Studio album by Maritime
- Released: October 16, 2007
- Recorded: 2007
- Genre: Indie rock, indie pop
- Length: 41:39
- Label: Flameshovel
- Producer: Stuart Sikes

Maritime chronology
| We, the Vehicles (2005) | Heresy and the Hotel Choir (2007) | Human Hearts (2011) |

= Heresy and the Hotel Choir =

Heresy and the Hotel Choir is an album by indie pop band Maritime. It is the band's third full-length album and was released on October 16, 2007.

Professional ratings
Review scores
| Source | Rating |
| Pitchfork | (7.1/10) |
| Alternative Press |  |
| Spin | link |

==Release==
On September 10, 2007, Heresy and the Hotel Choir was announced for release the following month.
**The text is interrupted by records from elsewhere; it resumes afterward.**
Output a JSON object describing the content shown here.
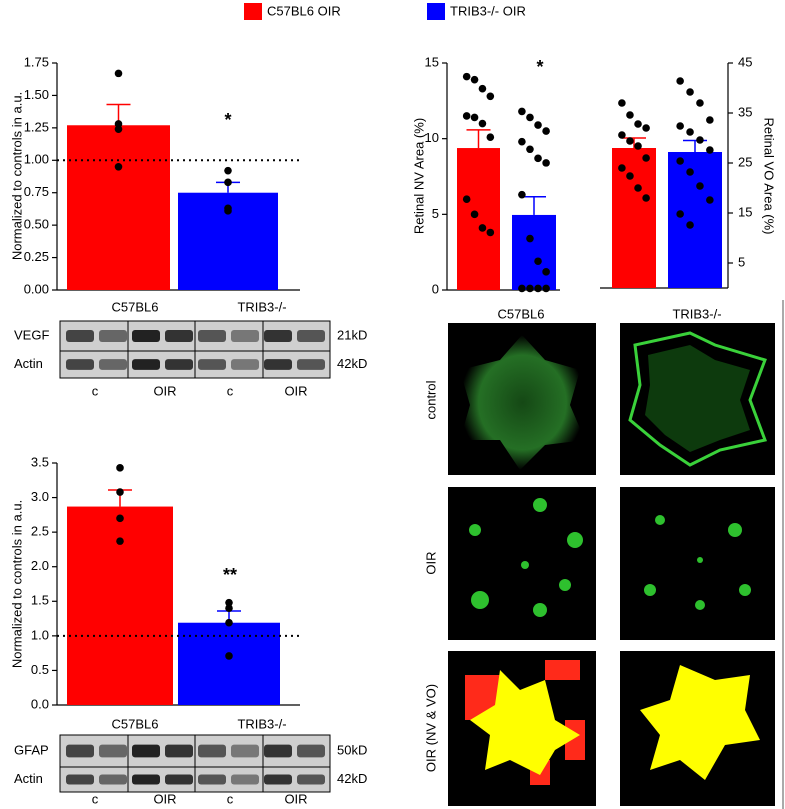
{
  "chart_data": [
    {
      "type": "bar",
      "ylabel": "Normalized to controls in a.u.",
      "ylim": [
        0,
        1.75
      ],
      "yticks": [
        {
          "value": 0,
          "label": "0.00"
        },
        {
          "value": 0.25,
          "label": "0.25"
        },
        {
          "value": 0.5,
          "label": "0.50"
        },
        {
          "value": 0.75,
          "label": "0.75"
        },
        {
          "value": 1,
          "label": "1.00"
        },
        {
          "value": 1.25,
          "label": "1.25"
        },
        {
          "value": 1.5,
          "label": "1.50"
        },
        {
          "value": 1.75,
          "label": "1.75"
        }
      ],
      "reference_line": 1,
      "annotation": "*",
      "series": [
        {
          "name": "C57BL6 OIR",
          "color": "#ff0000",
          "values": [
            1.27
          ],
          "errors": [
            0.16
          ],
          "points": [
            1.67,
            1.28,
            1.24,
            0.95
          ]
        },
        {
          "name": "TRIB3-/- OIR",
          "color": "#0000ff",
          "values": [
            0.75
          ],
          "errors": [
            0.08
          ],
          "points": [
            0.92,
            0.83,
            0.61,
            0.63
          ]
        }
      ]
    },
    {
      "type": "bar",
      "ylabel": "Retinal NV Area (%)",
      "ylim": [
        0,
        15
      ],
      "yticks": [
        0,
        5,
        10,
        15
      ],
      "annotation": "*",
      "series": [
        {
          "color": "#ff0000",
          "values": [
            9.38
          ],
          "errors": [
            1.2
          ],
          "points": [
            14.1,
            13.9,
            13.3,
            12.8,
            11.5,
            11.4,
            11.0,
            10.1,
            6.0,
            5.0,
            4.1,
            3.8
          ]
        },
        {
          "color": "#0000ff",
          "values": [
            4.96
          ],
          "errors": [
            1.2
          ],
          "points": [
            11.8,
            11.4,
            10.9,
            10.5,
            9.8,
            9.3,
            8.7,
            8.4,
            6.3,
            3.4,
            1.9,
            1.2,
            0.1,
            0.1,
            0.1,
            0.1
          ]
        }
      ]
    },
    {
      "type": "bar",
      "ylabel": "Retinal VO Area (%)",
      "axis_side": "right",
      "ylim": [
        0,
        45
      ],
      "yticks": [
        5,
        15,
        25,
        35,
        45
      ],
      "series": [
        {
          "color": "#ff0000",
          "values": [
            28
          ],
          "errors": [
            2
          ],
          "points": [
            37,
            34.6,
            32.8,
            32,
            30.6,
            29.4,
            28.4,
            26,
            24,
            22.4,
            20,
            18
          ]
        },
        {
          "color": "#0000ff",
          "values": [
            27.2
          ],
          "errors": [
            2.3
          ],
          "points": [
            41.4,
            39.2,
            37,
            33.6,
            32.4,
            31.2,
            29.6,
            27.6,
            25.4,
            23.2,
            20.4,
            17.6,
            14.8,
            12.6
          ]
        }
      ]
    },
    {
      "type": "bar",
      "ylabel": "Normalized to controls in a.u.",
      "ylim": [
        0,
        3.5
      ],
      "yticks": [
        {
          "value": 0,
          "label": "0.0"
        },
        {
          "value": 0.5,
          "label": "0.5"
        },
        {
          "value": 1,
          "label": "1.0"
        },
        {
          "value": 1.5,
          "label": "1.5"
        },
        {
          "value": 2,
          "label": "2.0"
        },
        {
          "value": 2.5,
          "label": "2.5"
        },
        {
          "value": 3,
          "label": "3.0"
        },
        {
          "value": 3.5,
          "label": "3.5"
        }
      ],
      "reference_line": 1,
      "annotation": "**",
      "series": [
        {
          "color": "#ff0000",
          "values": [
            2.87
          ],
          "errors": [
            0.24
          ],
          "points": [
            3.43,
            3.08,
            2.7,
            2.37
          ]
        },
        {
          "color": "#0000ff",
          "values": [
            1.19
          ],
          "errors": [
            0.17
          ],
          "points": [
            1.48,
            1.4,
            1.19,
            0.71
          ]
        }
      ]
    }
  ],
  "blots": [
    {
      "groups": [
        "C57BL6",
        "TRIB3-/-"
      ],
      "rows": [
        "VEGF",
        "Actin"
      ],
      "sizes": [
        "21kD",
        "42kD"
      ],
      "lanes": [
        "c",
        "OIR",
        "c",
        "OIR"
      ]
    },
    {
      "groups": [
        "C57BL6",
        "TRIB3-/-"
      ],
      "rows": [
        "GFAP",
        "Actin"
      ],
      "sizes": [
        "50kD",
        "42kD"
      ],
      "lanes": [
        "c",
        "OIR",
        "c",
        "OIR"
      ]
    }
  ],
  "images": {
    "columns": [
      "C57BL6",
      "TRIB3-/-"
    ],
    "rows": [
      "control",
      "OIR",
      "OIR (NV & VO)"
    ]
  }
}
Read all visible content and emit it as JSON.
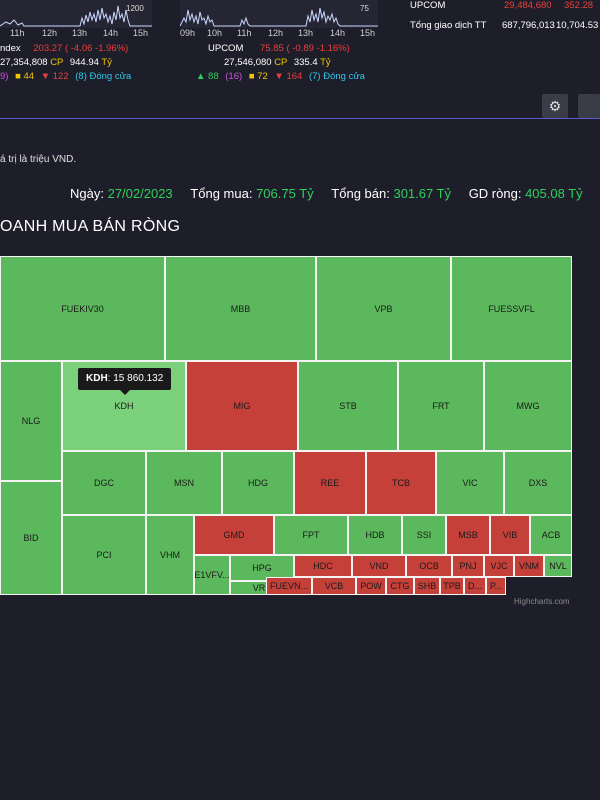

They supported Jimmy Eat World on their headlining US tour until November 2007. Following this, they went on a US tour to close out the year. Heresy and the Hotel Choir was released on vinyl on October 2, 2007, ahead of the CD version on October 16, 2007. "Boy from School" was posted online in January 2008. A music video was released for "Guns of Navarone" on February 8, 2008.

==Track listing==
1. "Guns of Navarone" – 3:02
2. "With Holes for Thumb Sized Birds" – 2:45
3. "For Science Fiction" – 3:10
4. "Hand Over Hannover" – 3:26
5. "Aren't We All Found Out" – 2:13
6. "Peril" – 2:48
7. "Pearl" – 5:23
8. "Hours That You Keep" – 2:56
9. "Be Unhappy" – 3:39
10. "Are We Renegade" – 1:41
11. "First Night on Earth" – 4:50
12. "Love Has Given Up" – 3:49

==Limited edition 7"==
Heresy and the Hotel Choir was released on the band's own Foreign Leisure label on vinyl. Included with the LP is a 7", limited to 1000 copies in the first press.